Hops

Hops (Humulus lupulus) increases GABAergic neurotransmission via bitter alpha-acids (humulones) and their metabolite 2-methyl-3-buten-2-ol. This central inhibitory mechanism is pharmacodynamically synergistic with benzodiazepines, barbiturates, opioids, and antihistamines. Medscape documents multiple pharmacodynamic synergism alerts with hops and CNS depressants including pentobarbital, phenobarbital, and antihistamines.

Avoid combining hops supplements with CNS depressants unless under medical supervision. Warn patients about additive sedation and impaired psychomotor function. This is particularly relevant for patients on benzodiazepines for anxiety or sleep. Do not combine hops with opioids or barbiturates. Caution patients against driving or operating heavy machinery.

In vitro studies show that 8-prenylnaringenin from hops potently inhibits CYP2C9 with an IC50 of 1.1 μM, and the whole hop extract inhibits CYP2C9 by 88% at 5 μg/mL (IC50 = 0.9 μg/mL; Yuan et al., Eur J Pharm Sci 2014). Since S-warfarin is primarily cleared by CYP2C9, hop supplementation may increase warfarin plasma levels and INR, increasing bleeding risk.

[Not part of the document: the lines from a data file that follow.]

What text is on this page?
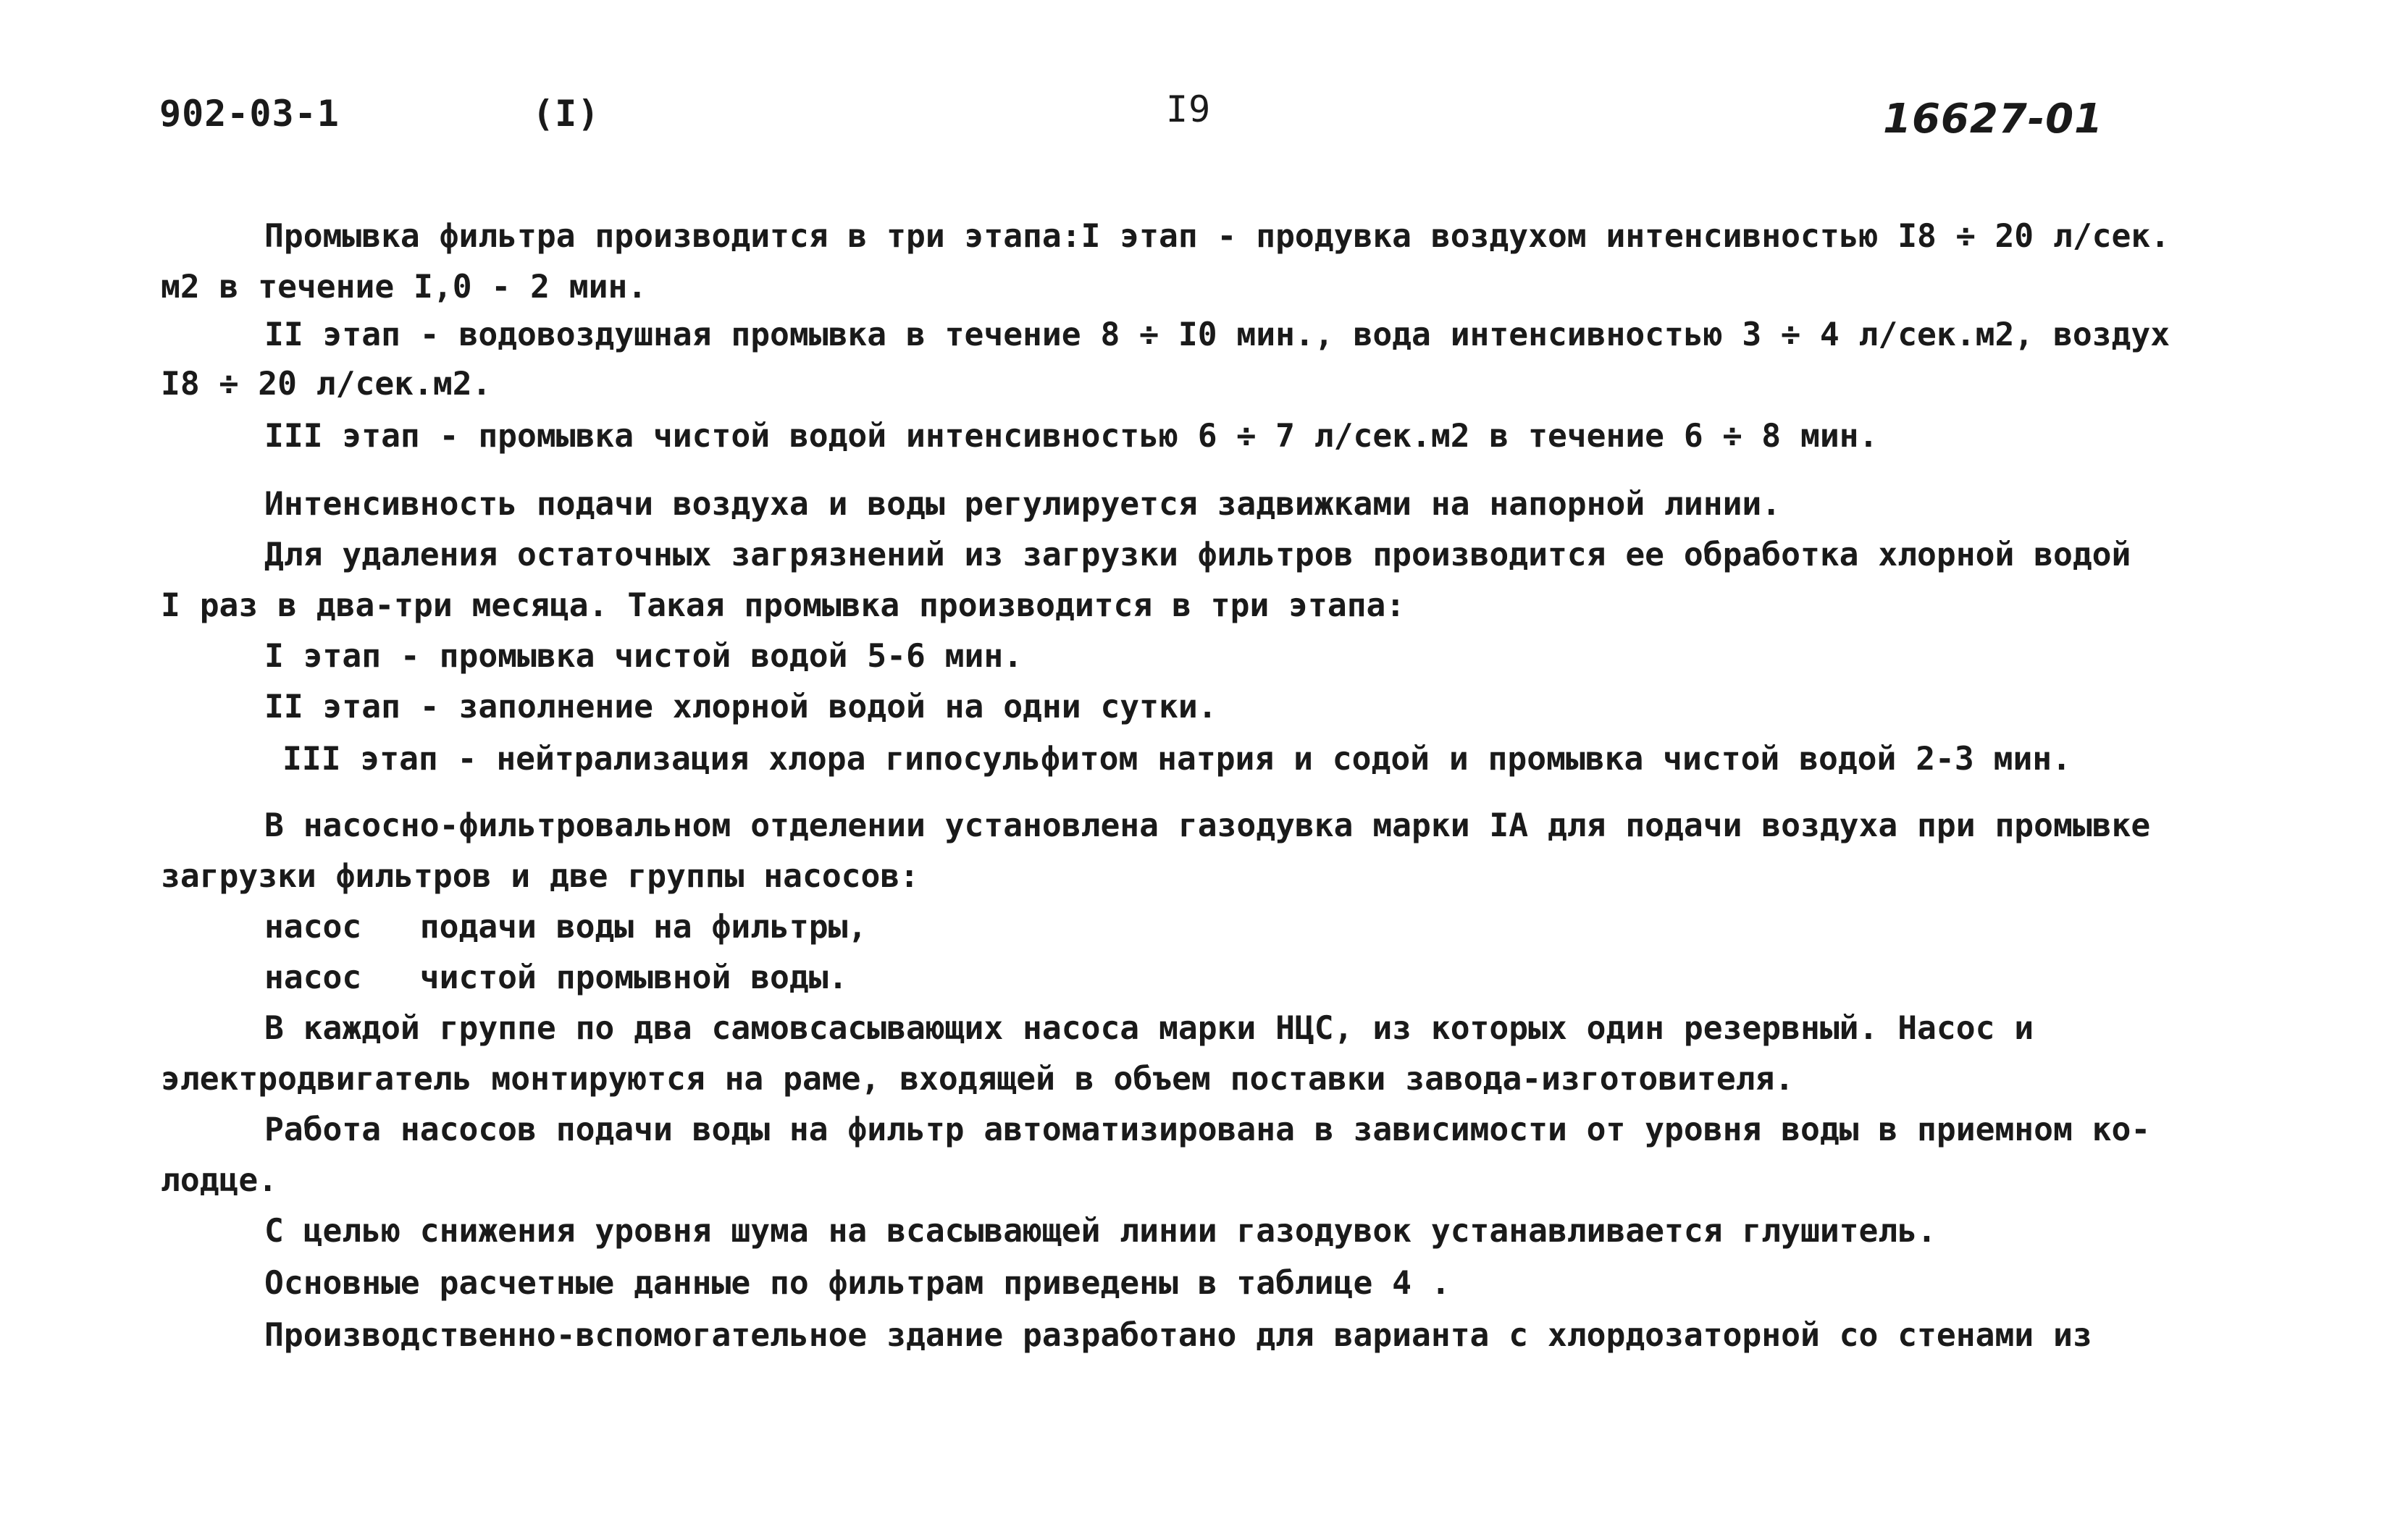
902-03-1	(I)	I9	16627-01
Промывка фильтра производится в три этапа:I этап - продувка воздухом интенсивностью I8 ÷ 20 л/сек.
м2 в течение I,0 - 2 мин.
II этап - водовоздушная промывка в течение 8 ÷ I0 мин., вода интенсивностью 3 ÷ 4 л/сек.м2, воздух
I8 ÷ 20 л/сек.м2.
III этап - промывка чистой водой интенсивностью 6 ÷ 7 л/сек.м2 в течение 6 ÷ 8 мин.
Интенсивность подачи воздуха и воды регулируется задвижками на напорной линии.
Для удаления остаточных загрязнений из загрузки фильтров производится ее обработка хлорной водой
I раз в два-три месяца. Такая промывка производится в три этапа:
I этап - промывка чистой водой 5-6 мин.
II этап - заполнение хлорной водой на одни сутки.
III этап - нейтрализация хлора гипосульфитом натрия и содой и промывка чистой водой 2-3 мин.
В насосно-фильтровальном отделении установлена газодувка марки IА для подачи воздуха при промывке
загрузки фильтров и две группы насосов:
насос   подачи воды на фильтры,
насос   чистой промывной воды.
В каждой группе по два самовсасывающих насоса марки НЦС, из которых один резервный. Насос и
электродвигатель монтируются на раме, входящей в объем поставки завода-изготовителя.
Работа насосов подачи воды на фильтр автоматизирована в зависимости от уровня воды в приемном ко-
лодце.
С целью снижения уровня шума на всасывающей линии газодувок устанавливается глушитель.
Основные расчетные данные по фильтрам приведены в таблице 4 .
Производственно-вспомогательное здание разработано для варианта с хлордозаторной со стенами из
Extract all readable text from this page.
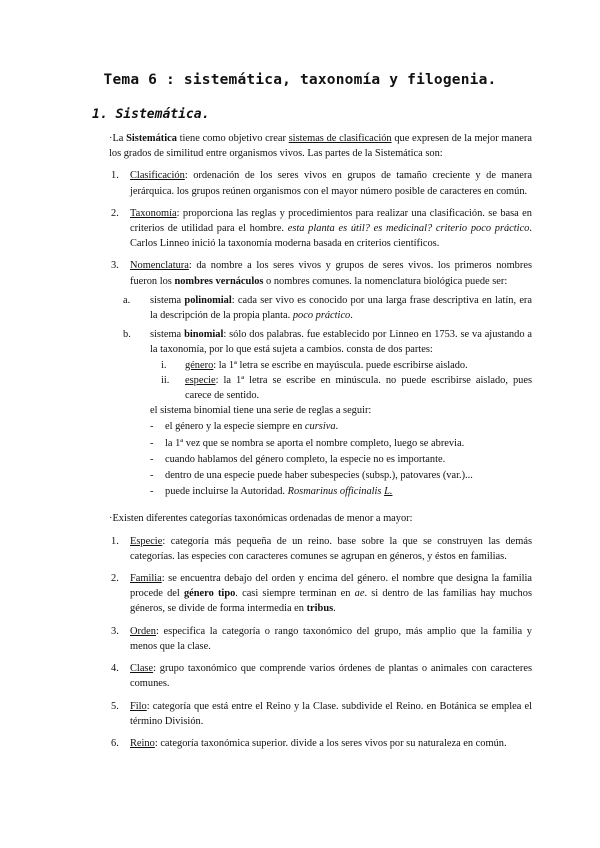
Tema 6 : sistemática, taxonomía y filogenia.
1. Sistemática.

·La Sistemática tiene como objetivo crear sistemas de clasificación que expresen de la mejor manera los grados de similitud entre organismos vivos. Las partes de la Sistemática son:

1. Clasificación: ordenación de los seres vivos en grupos de tamaño creciente y de manera jerárquica. los grupos reúnen organismos con el mayor número posible de caracteres en común.
2. Taxonomía: proporciona las reglas y procedimientos para realizar una clasificación. se basa en criterios de utilidad para el hombre. esta planta es útil? es medicinal? criterio poco práctico. Carlos Linneo inició la taxonomía moderna basada en criterios científicos.
3. Nomenclatura: da nombre a los seres vivos y grupos de seres vivos. los primeros nombres fueron los nombres vernáculos o nombres comunes. la nomenclatura biológica puede ser:
a. sistema polinomial: cada ser vivo es conocido por una larga frase descriptiva en latín, era la descripción de la propia planta. poco práctico.
b. sistema binomial: sólo dos palabras. fue establecido por Linneo en 1753. se va ajustando a la taxonomía, por lo que está sujeta a cambios. consta de dos partes:
i. género: la 1ª letra se escribe en mayúscula. puede escribirse aislado.
ii. especie: la 1ª letra se escribe en minúscula. no puede escribirse aislado, pues carece de sentido.

el sistema binomial tiene una serie de reglas a seguir:

- el género y la especie siempre en cursiva.
- la 1ª vez que se nombra se aporta el nombre completo, luego se abrevia.
- cuando hablamos del género completo, la especie no es importante.
- dentro de una especie puede haber subespecies (subsp.), patovares (var.)...
- puede incluirse la Autoridad. Rosmarinus officinalis L.

·Existen diferentes categorías taxonómicas ordenadas de menor a mayor:

1. Especie: categoría más pequeña de un reino. base sobre la que se construyen las demás categorías. las especies con caracteres comunes se agrupan en géneros, y éstos en familias.
2. Familia: se encuentra debajo del orden y encima del género. el nombre que designa la familia procede del género tipo. casi siempre terminan en ae. si dentro de las familias hay muchos géneros, se divide de forma intermedia en tribus.
3. Orden: especifica la categoría o rango taxonómico del grupo, más amplio que la familia y menos que la clase.
4. Clase: grupo taxonómico que comprende varios órdenes de plantas o animales con caracteres comunes.
5. Filo: categoría que está entre el Reino y la Clase. subdivide el Reino. en Botánica se emplea el término División.
6. Reino: categoría taxonómica superior. divide a los seres vivos por su naturaleza en común.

Monitor INR when patients on warfarin initiate hops supplementation. Review all CYP2C9-dependent medications in patients starting hops extract. Advise patients on warfarin that hops supplements may require warfarin dose reduction. The effect is dose-dependent; beer consumption is unlikely to be clinically significant, but medicinal hop extracts pose greater risk.

8-Prenylnaringenin (8-PN) from hops is one of the most potent phytoestrogens known, more estrogenic than genistein or daidzein. It binds estrogen receptors (ERα and ERβ) and may compete with or additively potentiate the estrogenic effects of combined oral contraceptives or HRT, potentially disrupting hormonal balance and altering menstrual cycle regulation.

Advise women on oral contraceptives or HRT to use hops supplements cautiously. Theoretically, hops phytoestrogens may augment estrogenic effects (breast tenderness, bloating, mood changes) or, through receptor competition, reduce contraceptive efficacy. Patients with hormone-sensitive conditions (breast cancer history, endometriosis) should avoid hops supplements.

8-Prenylnaringenin from hops produces time-dependent (mechanism-based) inactivation of CYP1A2, which is the principal enzyme metabolising theophylline, clozapine, and olanzapine. Unlike competitive inhibition, mechanism-based inactivation is irreversible until new enzyme is synthesised (~2-3 days), meaning the interaction may persist after hops discontinuation.

Monitor theophylline plasma levels in patients on this narrow-therapeutic-window bronchodilator who use hops supplements. For patients on clozapine or olanzapine, monitor for signs of antipsychotic toxicity (excessive sedation, hypotension, metabolic changes). Dose adjustment of CYP1A2-dependent medications may be required. Allow at least 3 days after hops discontinuation before assuming CYP1A2 function has recovered.

Hops extract at 5 μg/mL inhibits CYP2C8 by 93% (IC50=0.8 μg/mL) and CYP2C19 by 70% (IC50=3.3 μg/mL) in vitro (Yuan et al. 2014). CYP2C8 is critical for paclitaxel and repaglinide clearance; CYP2C19 activates clopidogrel prodrug to its active metabolite. Inhibition of CYP2C19 by hops may reduce clopidogrel antiplatelet efficacy, increasing thrombotic risk.

Patients on paclitaxel chemotherapy should avoid hops supplements due to risk of drug accumulation and toxicity. Patients on clopidogrel (which requires CYP2C19 activation) should be informed that hops may reduce antiplatelet efficacy. Monitor platelet function if clinically relevant. For repaglinide, monitor blood glucose. Seek oncology or cardiology guidance before permitting co-use.

8-Prenylnaringenin, the potent phytoestrogen in hops, may competitively bind estrogen receptors and partially antagonise the anti-estrogenic action of tamoxifen in oestrogen receptor-positive (ER+) breast cancer. Tamoxifen works by blocking ER; hops phytoestrogens may provide residual ER stimulation even in the presence of tamoxifen, potentially compromising cancer therapy.

Women receiving tamoxifen or aromatase inhibitors for ER+ breast cancer should avoid hops supplements entirely. The phytoestrogen content (8-PN) could undermine cancer treatment efficacy. This recommendation applies to other phytoestrogen-containing herbal supplements. Counsel patients clearly and document advice in medical records.